Après avoir vu que se masturber fait du bien, il est naturel de se demander s’il existe un seuil. Des questions telles que « combien de fois par jour est-ce normal de se masturber ? » sont très courantes. Il est important de préciser qu’il n’existe pas de règle universelle : la fréquence est un facteur extrêmement subjectif et ce qui est normal pour une personne peut ne pas l’être pour une autre.
Alors, quand l’auto-érotisme cesse d’être sain et devient une source de mal-être ? Le signal clé n’est pas la fréquence, mais l’impact qu’il a sur notre vie. Il peut être utile de solliciter l’avis d’un professionnel lorsque la masturbation :
- devient une forme de dépendance ou s’inscrit dans un cadre d’hypersexualité ;
- se transforme en un besoin compulsif, une impulsion irrépressible que l’on se sent incapable de maîtriser ;
- évoque une perte de contrôle sur le comportement, suivie de sentiments d’ à gérer l’impulsion.
Lorsque ces conditions se présentent, l’auto-érotisme peut gêner la vie sociale, les relations de couple, le travail et les intérêts personnels. Dans ces cas, on peut parler de masturbation compulsive.
La dépendance à la masturbation
La dépendance à la masturbation peut toucher n’importe qui. Souvent, ceux qui en souffrent ne cherchent pas uniquement le plaisir, mais utilisent l’auto-érotisme comme une stratégie pour surmonter d’autres difficultés : la masturbation devient une soupape pour le stress, un moyen de ne pas sentir des émotions douloureuses ou un refuge où l’on croit pouvoir tout contrôler.
La personne qui développe une masturbation compulsive peut se sentir obsédée par l’idée de se masturber, ressentant un besoin constant qui finit par occuper une grande partie du temps et de l’énergie mentale de la journée.
Les conséquences de ce comportement peuvent avoir un impact significatif sur le bien-être général :
- fatigue chronique
- faible estime de soi
- troubles du sommeil
- anxiété, honte et tristesse
- isolement social
- solitude
Si vous vous reconnaissez dans cette description, rappelez-vous que vous n’êtes pas seul et que demander de l’aide est un acte de force. Entamer un parcours psychologique avec un psychologue en ligne peut être d’une grande aide. Un thérapeute peut vous accompagner pour explorer les causes profondes de ce comportement, vous aider à comprendre quels besoins il cherche à satisfaire et développer des stratégies plus saines pour gérer vos émotions.

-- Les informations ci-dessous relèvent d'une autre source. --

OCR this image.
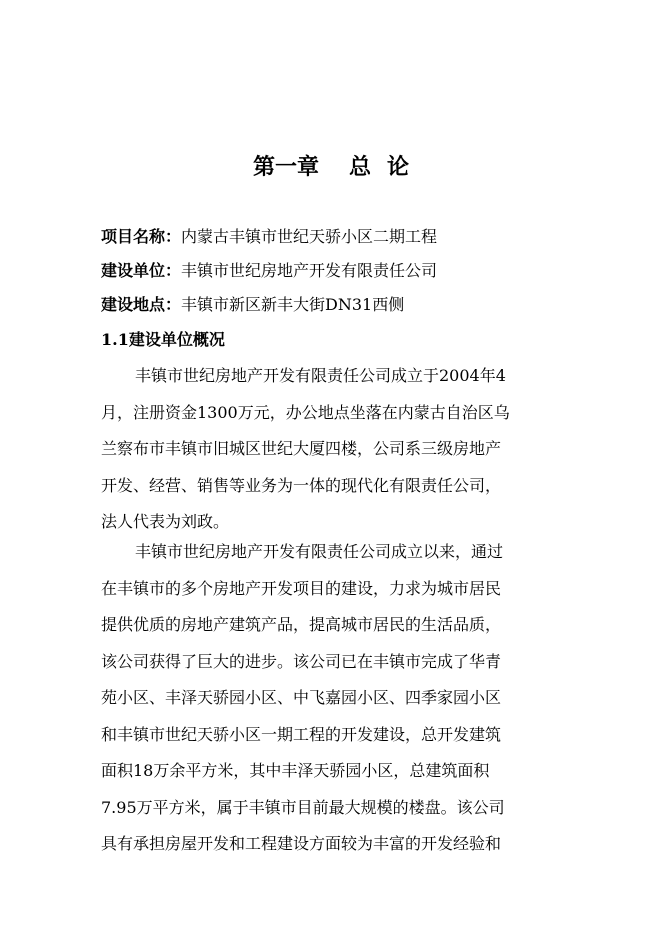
第一章 总 论
项目名称：内蒙古丰镇市世纪天骄小区二期工程
建设单位：丰镇市世纪房地产开发有限责任公司
建设地点：丰镇市新区新丰大街DN31西侧
1.1建设单位概况
丰镇市世纪房地产开发有限责任公司成立于2004年4
月，注册资金1300万元，办公地点坐落在内蒙古自治区乌
兰察布市丰镇市旧城区世纪大厦四楼，公司系三级房地产
开发、经营、销售等业务为一体的现代化有限责任公司，
法人代表为刘政。
丰镇市世纪房地产开发有限责任公司成立以来，通过
在丰镇市的多个房地产开发项目的建设，力求为城市居民
提供优质的房地产建筑产品，提高城市居民的生活品质，
该公司获得了巨大的进步。该公司已在丰镇市完成了华青
苑小区、丰泽天骄园小区、中飞嘉园小区、四季家园小区
和丰镇市世纪天骄小区一期工程的开发建设，总开发建筑
面积18万余平方米，其中丰泽天骄园小区，总建筑面积
7.95万平方米，属于丰镇市目前最大规模的楼盘。该公司
具有承担房屋开发和工程建设方面较为丰富的开发经验和
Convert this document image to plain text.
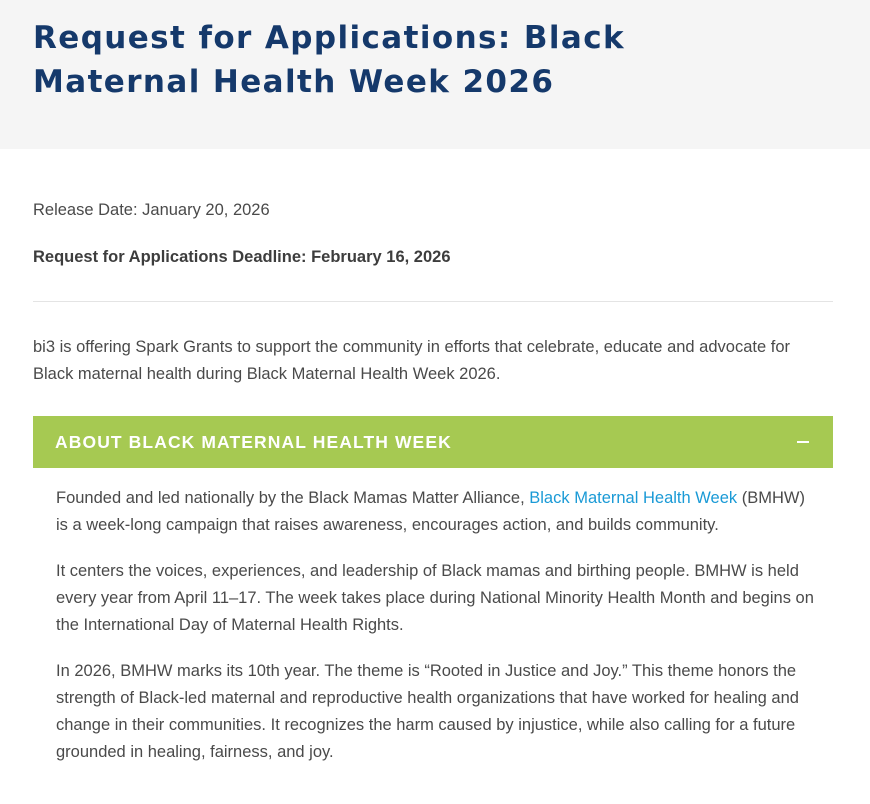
Request for Applications: Black Maternal Health Week 2026
Release Date: January 20, 2026
Request for Applications Deadline: February 16, 2026

bi3 is offering Spark Grants to support the community in efforts that celebrate, educate and advocate for Black maternal health during Black Maternal Health Week 2026.

ABOUT BLACK MATERNAL HEALTH WEEK

Founded and led nationally by the Black Mamas Matter Alliance, Black Maternal Health Week (BMHW) is a week-long campaign that raises awareness, encourages action, and builds community.

It centers the voices, experiences, and leadership of Black mamas and birthing people. BMHW is held every year from April 11–17. The week takes place during National Minority Health Month and begins on the International Day of Maternal Health Rights.

In 2026, BMHW marks its 10th year. The theme is “Rooted in Justice and Joy.” This theme honors the strength of Black-led maternal and reproductive health organizations that have worked for healing and change in their communities. It recognizes the harm caused by injustice, while also calling for a future grounded in healing, fairness, and joy.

En conclusion : se masturber fait-il du bien ou du mal ?
En définitive, la réponse est claire : la masturbation est une pratique naturelle et saine. Loin de faire du mal, elle offre de nombreux bienfaits pour la santé physique et mentale, aidant à réduire le stress et à améliorer l’humeur grâce à la libération d’hormones liées au plaisir. C’est une expérience positive et recommandée comme partie intégrante d’une vie sexuelle équilibrée.
Cependant, si vous sentez que l’auto-érotisme devient une source de souffrance ou de compulsivité, rappelez-vous que le soutien d’un psychologue spécialisé dans les troubles sexuels et la sexualité peut faire la différence, vous aidant à retrouver un équilibre et à vivre votre sexualité de manière sereine.